Department of Biotechnology, Manipur University, Manipur 795003, India.
Department of Bioinformatics, School of Earth, Biological and Environmental Sciences, Central University of South Bihar, Gaya, 824236, India.
Curr Pharm Biotechnol. 2021;22(15):2054-2070. doi: 10.2174/1389201022666210127113027.
In December 2019, an outbreak of a pneumonia-like illness, Corona virus disease 2019 (COVID-19), originating from Wuhan, China, was linked to novel coronavirus, now termed SARS-CoV-2. Unfortunately, no effective drugs or vaccines have been reported yet. The main protease (M) remains the most validated pharmacological target for the design and discovery of inhibitors.
The purpose of the study was to find a prospective natural scaffold as an inhibitor for M main protease in SARS-CoV-2 and compare it with repurposed antiviral drugs lopinavir and nelfinavir.
Natural compound libraries were screened for potential scaffold against M main protease. Molecular dynamics simulation, MM-GBSA and principal component analyses of enzyme- ligand complexes were carried out with the top-ranking hits and compared with the repurposed antiviral drugs lopinavir and nelfinavir.
The structure-based virtual screening indicated phenylbenzopyrone of flavonoids as one of the top-ranking scaffolds that have the potential to inhibit the main protease with the Oglycosidic form, performing better than the corresponding aglyconic form. Simulation studies indicated that glycosidic form of flavonoid is a more suitable inhibitor with compounds rutin, procyanidin B6, baicalin and galloylquercetin, demonstrating high affinity and stability, and rutin, emerging as one of the best candidate compounds. Interestingly, rutin was reported to have inhibitory activity against similar protease (3Cprotease of enterovirus A71) and implicated in lung fibrosis.

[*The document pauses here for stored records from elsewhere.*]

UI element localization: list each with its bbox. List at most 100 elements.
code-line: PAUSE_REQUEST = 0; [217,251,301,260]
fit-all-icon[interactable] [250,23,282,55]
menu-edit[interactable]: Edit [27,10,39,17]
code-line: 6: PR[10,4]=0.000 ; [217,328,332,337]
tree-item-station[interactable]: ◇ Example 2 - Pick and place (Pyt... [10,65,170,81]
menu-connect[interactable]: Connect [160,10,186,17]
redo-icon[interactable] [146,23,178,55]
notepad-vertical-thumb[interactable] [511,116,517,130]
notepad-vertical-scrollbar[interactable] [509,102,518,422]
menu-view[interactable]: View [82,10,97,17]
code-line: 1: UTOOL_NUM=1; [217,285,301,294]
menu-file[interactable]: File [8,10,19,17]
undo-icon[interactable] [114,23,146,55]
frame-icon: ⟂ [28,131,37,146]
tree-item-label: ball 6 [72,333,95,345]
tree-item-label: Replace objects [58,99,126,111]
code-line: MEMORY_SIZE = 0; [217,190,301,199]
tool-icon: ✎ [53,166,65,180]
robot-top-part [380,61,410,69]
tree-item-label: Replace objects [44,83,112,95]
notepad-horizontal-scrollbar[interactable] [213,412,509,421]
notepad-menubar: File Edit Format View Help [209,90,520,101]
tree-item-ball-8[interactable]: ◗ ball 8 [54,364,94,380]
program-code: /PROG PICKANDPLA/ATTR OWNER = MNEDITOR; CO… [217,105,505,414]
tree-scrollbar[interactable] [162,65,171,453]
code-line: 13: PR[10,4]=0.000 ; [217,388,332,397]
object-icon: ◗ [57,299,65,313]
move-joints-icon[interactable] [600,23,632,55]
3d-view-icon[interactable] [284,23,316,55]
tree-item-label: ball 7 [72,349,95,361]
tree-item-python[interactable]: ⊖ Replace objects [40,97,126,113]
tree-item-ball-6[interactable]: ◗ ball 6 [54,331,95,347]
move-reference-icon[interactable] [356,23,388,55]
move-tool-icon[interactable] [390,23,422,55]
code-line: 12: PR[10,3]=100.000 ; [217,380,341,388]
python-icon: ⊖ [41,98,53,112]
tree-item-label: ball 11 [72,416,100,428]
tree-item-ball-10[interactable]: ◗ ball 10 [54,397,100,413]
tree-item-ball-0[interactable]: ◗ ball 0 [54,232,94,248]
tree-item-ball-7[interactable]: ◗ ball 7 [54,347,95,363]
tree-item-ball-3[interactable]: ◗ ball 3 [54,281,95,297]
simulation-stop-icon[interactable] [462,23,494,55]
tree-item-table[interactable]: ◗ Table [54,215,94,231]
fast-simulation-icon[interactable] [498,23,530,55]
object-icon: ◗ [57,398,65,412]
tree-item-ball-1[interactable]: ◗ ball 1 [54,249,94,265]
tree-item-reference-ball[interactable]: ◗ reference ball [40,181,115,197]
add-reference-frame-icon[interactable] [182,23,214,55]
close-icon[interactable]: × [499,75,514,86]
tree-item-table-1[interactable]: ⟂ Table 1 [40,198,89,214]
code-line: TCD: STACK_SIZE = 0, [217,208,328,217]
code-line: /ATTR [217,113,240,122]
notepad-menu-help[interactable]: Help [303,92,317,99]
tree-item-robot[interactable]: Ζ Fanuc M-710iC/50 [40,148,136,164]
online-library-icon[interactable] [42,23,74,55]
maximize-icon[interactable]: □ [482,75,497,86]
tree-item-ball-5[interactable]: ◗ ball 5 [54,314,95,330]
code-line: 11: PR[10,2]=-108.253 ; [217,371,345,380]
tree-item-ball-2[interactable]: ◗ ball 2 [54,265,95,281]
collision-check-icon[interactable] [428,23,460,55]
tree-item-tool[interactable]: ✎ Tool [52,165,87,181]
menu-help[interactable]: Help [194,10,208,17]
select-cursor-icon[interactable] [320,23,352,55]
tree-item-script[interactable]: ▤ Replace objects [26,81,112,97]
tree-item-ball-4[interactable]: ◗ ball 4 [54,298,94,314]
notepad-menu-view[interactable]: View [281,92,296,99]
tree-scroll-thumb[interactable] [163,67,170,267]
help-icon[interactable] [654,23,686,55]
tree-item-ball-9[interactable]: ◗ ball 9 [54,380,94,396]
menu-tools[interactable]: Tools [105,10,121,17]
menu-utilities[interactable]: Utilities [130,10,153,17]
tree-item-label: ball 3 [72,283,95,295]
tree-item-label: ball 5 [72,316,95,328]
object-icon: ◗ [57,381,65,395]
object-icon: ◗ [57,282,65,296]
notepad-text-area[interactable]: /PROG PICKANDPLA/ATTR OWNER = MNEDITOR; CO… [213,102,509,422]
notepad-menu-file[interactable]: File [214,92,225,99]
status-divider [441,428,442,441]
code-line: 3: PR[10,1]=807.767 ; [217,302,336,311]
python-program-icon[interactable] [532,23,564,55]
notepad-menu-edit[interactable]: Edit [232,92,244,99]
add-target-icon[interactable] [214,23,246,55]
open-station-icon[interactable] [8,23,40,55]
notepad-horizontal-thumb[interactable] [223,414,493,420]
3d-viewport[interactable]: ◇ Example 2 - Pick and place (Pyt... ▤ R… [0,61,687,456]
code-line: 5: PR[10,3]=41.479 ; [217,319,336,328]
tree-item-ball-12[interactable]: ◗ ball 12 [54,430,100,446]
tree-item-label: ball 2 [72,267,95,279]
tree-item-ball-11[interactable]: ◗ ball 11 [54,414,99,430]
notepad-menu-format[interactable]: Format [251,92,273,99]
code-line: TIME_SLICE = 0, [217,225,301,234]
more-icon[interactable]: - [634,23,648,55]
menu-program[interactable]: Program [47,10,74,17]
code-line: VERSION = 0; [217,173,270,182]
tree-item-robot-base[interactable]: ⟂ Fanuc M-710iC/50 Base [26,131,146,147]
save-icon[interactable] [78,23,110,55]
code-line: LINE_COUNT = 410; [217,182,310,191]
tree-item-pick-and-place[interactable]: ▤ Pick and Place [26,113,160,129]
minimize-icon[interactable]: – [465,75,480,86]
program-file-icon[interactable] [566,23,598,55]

The present study on flavonoids, possessing a potential scaffold for inhibiting main protease activity for all betacoronavirus is an attempt to provide new and safe drug leads within a reasonably short period.
2019 年 12 月,源自中国武汉的一种类似肺炎的疾病——2019 年冠状病毒病(COVID-19)与新型冠状病毒有关,现在称为 SARS-CoV-2。不幸的是,目前尚未报道有效的药物或疫苗。主蛋白酶(M)仍然是设计和发现抑制剂的最有效的药物靶点。
本研究旨在寻找一种有前途的天然支架作为 SARS-CoV-2 中 M 主蛋白酶的抑制剂,并将其与已重新用于治疗的抗病毒药物洛匹那韦和奈非那韦进行比较。
筛选天然化合物库,寻找针对 M 主蛋白酶的潜在支架。对排名靠前的命中化合物与已重新用于治疗的抗病毒药物洛匹那韦和奈非那韦进行酶-配体复合物的分子动力学模拟、MM-GBSA 和主成分分析。
基于结构的虚拟筛选表明,类黄酮中的苯并吡喃酮是具有抑制主蛋白酶潜力的排名靠前的支架之一,其糖苷形式比相应的苷元形式更有潜力。模拟研究表明,黄酮类化合物的糖苷形式是一种更合适的抑制剂,化合物芦丁、原花青素 B6、黄芩苷和没食子酸槲皮素具有高亲和力和稳定性,芦丁成为最佳候选化合物之一。有趣的是,芦丁已被报道具有抑制类似蛋白酶(肠道病毒 A71 的 3C 蛋白酶)的活性,并与肺纤维化有关。
本研究对类黄酮进行了研究,类黄酮具有抑制所有β冠状病毒主蛋白酶活性的潜在支架,旨在在合理的短时间内提供新的、安全的药物先导物。